The RIC technique was adapted into plants several years ago by a trio of studies using cell suspension cultures, seedling leaves, leaf mesophyll protoplasts, and etiolated whole seedlings [8][71][72]. These studies identified between 300 and 1200 RBPs, all showing enrichment of proteins containing canonical RNA-binding domains. They also all identified a significant proportion of proteins lacking a canonical RNA-binding domain and playing no known role in RNA biology, underscoring how poorly described RNA–protein interactions are in plants. Finally, all three studies found significant proportions of enzymes involved in intermediate metabolism making up the RBPome, suggesting that the RNA-enzyme-metabolite hypothesis may be a valid consideration in plants as well as mammals.
These studies provide us with a perspective on heterogenous plant samples grown under normal conditions and provide a baseline against which future studies may compare the results of experiments using the array of sample types described. Since their publication, the RIC method has been applied to Arabidopsis cell cultures grown under drought stress (using PEG to simulate drought conditions in culture) to identify 150 RBPs responsive to drought stress [73]. Similarly, RIC was used to probe modifications of the spliceosome and its RBPs in response to drought, identifying 44 spliceosomal proteins and 32 proteins associated with stress granules [74]. Like the previous studies, this work identified many metabolic enzymes interacting with RNA, comprising proteins involved in carbohydrate metabolism and the glycolytic and citric acid pathways. Recently, several optimizations of the RIC protocol—deemed enhanced RNA interactome capture or eRIC—were described, but these modifications have yet to be applied to plants [75] (Figure 3).
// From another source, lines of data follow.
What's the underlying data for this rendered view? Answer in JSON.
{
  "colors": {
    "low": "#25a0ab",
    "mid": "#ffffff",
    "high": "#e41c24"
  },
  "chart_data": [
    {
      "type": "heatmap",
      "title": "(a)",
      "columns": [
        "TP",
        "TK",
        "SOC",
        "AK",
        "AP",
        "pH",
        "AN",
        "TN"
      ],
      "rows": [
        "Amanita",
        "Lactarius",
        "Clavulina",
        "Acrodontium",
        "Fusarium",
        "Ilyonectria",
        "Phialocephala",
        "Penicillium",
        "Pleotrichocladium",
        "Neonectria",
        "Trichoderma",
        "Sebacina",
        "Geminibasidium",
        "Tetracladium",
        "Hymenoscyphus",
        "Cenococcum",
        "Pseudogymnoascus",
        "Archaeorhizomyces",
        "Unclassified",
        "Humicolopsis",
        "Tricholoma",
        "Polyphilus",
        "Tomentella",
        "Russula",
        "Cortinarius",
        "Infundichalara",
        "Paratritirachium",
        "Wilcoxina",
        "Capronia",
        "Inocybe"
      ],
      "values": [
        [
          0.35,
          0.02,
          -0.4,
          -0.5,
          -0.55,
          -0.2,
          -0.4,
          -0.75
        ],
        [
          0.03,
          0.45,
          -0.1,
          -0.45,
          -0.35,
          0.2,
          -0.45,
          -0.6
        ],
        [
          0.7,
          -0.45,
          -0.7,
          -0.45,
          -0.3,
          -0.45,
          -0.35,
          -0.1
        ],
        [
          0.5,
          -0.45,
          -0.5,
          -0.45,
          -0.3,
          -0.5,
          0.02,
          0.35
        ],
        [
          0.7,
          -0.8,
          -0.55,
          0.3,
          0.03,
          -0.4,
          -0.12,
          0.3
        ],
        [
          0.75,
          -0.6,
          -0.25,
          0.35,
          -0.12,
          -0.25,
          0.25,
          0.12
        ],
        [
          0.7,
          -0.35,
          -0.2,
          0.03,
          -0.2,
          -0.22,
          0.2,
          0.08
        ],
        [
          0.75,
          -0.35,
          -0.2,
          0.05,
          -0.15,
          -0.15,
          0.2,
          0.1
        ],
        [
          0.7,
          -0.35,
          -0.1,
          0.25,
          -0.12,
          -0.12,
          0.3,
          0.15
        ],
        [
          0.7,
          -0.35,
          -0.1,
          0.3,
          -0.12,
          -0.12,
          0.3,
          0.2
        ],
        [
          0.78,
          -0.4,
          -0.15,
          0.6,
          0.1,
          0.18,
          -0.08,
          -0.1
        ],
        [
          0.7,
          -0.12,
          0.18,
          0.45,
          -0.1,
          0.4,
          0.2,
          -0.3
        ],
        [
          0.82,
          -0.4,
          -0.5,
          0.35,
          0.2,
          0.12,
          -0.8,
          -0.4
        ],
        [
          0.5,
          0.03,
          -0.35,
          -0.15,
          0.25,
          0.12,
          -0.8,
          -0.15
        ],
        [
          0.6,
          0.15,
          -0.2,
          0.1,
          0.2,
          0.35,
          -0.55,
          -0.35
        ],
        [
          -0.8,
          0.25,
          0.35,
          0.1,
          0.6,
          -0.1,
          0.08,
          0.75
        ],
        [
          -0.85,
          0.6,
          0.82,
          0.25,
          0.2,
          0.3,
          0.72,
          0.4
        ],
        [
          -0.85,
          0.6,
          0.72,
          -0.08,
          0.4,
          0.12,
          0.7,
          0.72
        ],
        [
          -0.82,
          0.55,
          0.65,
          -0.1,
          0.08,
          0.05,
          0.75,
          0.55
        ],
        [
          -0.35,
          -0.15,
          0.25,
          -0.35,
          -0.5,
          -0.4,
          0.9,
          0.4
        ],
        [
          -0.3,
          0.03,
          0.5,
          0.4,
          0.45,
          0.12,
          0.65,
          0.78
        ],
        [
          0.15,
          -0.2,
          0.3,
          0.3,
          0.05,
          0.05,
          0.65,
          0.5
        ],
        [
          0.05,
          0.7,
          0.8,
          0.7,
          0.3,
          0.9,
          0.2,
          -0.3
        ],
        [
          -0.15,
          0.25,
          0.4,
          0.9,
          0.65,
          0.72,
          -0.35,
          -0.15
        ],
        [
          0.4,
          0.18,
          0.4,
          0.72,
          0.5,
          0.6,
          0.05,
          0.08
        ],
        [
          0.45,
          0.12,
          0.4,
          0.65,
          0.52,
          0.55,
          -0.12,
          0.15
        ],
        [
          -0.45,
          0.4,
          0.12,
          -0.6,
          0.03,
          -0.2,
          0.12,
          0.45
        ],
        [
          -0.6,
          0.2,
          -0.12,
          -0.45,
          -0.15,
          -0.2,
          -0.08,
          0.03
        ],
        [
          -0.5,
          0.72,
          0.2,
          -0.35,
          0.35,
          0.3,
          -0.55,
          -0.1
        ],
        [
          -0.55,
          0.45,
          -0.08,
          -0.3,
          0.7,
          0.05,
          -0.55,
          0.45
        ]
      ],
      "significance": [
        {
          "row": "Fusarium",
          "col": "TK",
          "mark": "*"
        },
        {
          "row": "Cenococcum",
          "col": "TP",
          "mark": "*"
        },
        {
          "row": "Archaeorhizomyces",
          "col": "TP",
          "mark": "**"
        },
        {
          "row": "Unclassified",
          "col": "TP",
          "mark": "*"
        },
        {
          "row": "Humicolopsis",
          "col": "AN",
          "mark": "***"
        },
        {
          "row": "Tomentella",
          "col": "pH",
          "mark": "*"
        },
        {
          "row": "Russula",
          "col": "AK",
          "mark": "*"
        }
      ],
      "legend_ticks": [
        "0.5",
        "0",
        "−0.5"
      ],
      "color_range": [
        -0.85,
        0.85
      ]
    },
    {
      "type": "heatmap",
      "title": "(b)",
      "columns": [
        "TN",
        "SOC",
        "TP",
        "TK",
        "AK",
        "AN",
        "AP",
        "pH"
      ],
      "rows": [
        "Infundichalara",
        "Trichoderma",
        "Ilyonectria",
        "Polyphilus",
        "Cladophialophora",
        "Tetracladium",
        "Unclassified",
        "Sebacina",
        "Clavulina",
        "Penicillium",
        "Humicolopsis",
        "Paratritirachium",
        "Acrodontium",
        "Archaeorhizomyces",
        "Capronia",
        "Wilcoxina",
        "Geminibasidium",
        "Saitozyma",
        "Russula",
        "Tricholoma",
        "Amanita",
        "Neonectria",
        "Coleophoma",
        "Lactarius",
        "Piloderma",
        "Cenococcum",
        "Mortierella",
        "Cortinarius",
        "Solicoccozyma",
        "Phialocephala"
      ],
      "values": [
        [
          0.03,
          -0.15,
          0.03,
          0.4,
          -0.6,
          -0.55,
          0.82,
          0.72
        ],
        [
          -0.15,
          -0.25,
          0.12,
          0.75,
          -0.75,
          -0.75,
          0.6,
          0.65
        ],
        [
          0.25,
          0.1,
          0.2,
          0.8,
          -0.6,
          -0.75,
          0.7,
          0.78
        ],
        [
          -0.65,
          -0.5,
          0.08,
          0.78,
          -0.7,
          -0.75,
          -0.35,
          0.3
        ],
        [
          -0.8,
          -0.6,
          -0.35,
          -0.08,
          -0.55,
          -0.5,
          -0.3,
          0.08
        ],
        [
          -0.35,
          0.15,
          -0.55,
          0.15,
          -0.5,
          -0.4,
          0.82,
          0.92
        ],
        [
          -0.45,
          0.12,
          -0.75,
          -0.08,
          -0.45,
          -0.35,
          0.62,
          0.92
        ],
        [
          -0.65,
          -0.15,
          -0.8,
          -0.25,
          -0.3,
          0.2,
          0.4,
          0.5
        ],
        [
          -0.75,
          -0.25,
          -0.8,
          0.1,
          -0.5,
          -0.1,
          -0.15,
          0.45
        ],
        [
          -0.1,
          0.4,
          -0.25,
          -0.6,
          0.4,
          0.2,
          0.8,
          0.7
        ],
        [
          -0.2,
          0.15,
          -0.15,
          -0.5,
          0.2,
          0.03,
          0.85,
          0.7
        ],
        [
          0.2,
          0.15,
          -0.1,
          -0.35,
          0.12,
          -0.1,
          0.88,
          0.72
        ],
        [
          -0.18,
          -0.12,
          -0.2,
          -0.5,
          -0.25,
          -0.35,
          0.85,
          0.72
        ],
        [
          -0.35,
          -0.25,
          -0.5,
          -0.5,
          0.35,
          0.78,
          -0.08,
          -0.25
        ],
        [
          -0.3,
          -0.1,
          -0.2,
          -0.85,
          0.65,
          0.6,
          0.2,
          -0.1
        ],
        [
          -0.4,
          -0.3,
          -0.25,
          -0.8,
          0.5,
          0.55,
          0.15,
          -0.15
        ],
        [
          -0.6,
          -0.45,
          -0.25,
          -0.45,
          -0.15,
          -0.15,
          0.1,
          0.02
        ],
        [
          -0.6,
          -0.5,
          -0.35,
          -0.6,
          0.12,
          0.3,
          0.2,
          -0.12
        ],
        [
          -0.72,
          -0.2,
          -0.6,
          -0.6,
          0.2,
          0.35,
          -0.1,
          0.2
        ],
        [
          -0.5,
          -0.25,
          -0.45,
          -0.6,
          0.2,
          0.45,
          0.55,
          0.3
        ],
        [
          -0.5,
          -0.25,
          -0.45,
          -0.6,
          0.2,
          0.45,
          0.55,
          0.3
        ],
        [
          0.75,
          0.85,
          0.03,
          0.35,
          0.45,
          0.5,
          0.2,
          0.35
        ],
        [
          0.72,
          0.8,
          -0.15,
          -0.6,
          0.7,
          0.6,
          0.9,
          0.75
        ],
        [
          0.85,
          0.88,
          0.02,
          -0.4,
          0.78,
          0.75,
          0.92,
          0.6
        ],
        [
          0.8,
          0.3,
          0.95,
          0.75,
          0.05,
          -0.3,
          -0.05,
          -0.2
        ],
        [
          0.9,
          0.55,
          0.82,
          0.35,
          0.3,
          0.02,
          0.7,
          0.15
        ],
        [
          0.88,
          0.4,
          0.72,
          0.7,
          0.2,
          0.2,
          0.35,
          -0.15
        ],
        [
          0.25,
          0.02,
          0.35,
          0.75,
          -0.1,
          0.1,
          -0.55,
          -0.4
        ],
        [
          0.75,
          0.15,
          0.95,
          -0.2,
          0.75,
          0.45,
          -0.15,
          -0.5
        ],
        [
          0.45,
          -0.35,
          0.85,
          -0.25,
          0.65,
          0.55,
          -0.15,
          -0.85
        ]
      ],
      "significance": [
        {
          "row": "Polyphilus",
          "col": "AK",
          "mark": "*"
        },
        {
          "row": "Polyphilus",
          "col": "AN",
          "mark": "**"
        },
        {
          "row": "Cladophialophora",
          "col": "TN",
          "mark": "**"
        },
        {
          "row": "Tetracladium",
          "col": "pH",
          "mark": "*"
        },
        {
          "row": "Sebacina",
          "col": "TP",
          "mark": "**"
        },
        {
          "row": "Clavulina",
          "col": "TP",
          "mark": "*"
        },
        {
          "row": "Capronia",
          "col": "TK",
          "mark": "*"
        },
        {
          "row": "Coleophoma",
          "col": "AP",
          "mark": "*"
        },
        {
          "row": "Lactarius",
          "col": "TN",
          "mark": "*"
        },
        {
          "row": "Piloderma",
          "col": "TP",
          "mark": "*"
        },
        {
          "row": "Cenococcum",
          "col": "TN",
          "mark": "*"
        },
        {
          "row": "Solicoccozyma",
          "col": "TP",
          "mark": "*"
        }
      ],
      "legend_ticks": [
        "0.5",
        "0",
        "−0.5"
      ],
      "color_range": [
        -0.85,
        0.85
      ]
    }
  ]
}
Separately, RIC has been optimized for leaf tissue (termed plant RNA interactome capture or ptRIC) by adjusting UV conditions, irradiating both adaxial and abaxial surfaces of leaves, increasing the stringency of washing conditions, and shearing genomic DNA by passing the RNA-loaded beads through a narrow needle [76] (Figure 3). It remains now for RIC or its derivatives to be used to view the changes of the RBPome in response to biotic and abiotic stresses beyond drought.
Very recently, a new method for the identification of RNA–protein interactions has been adapted from bacterial and mammalian systems, known as orthogonal Organic Phase Separation, or OOPS. This method uses UV-crosslinking, similar to other techniques, and acidic guanidiniumthiocyanate-phenol-chloroform (AGPC) phase separation to collect RBPs at the interface between the aqueous and organic phases [77]. OOPs has the advantage of being simpler than many other techniques and of not requiring mRNA pulldown, thus capturing RBP interactions with all types of RNA rather than solely coding RNAs. OOPS was applied in Arabidopsis to identify 468 RBPs, 232 of which were enzymatic putative RBPs [78].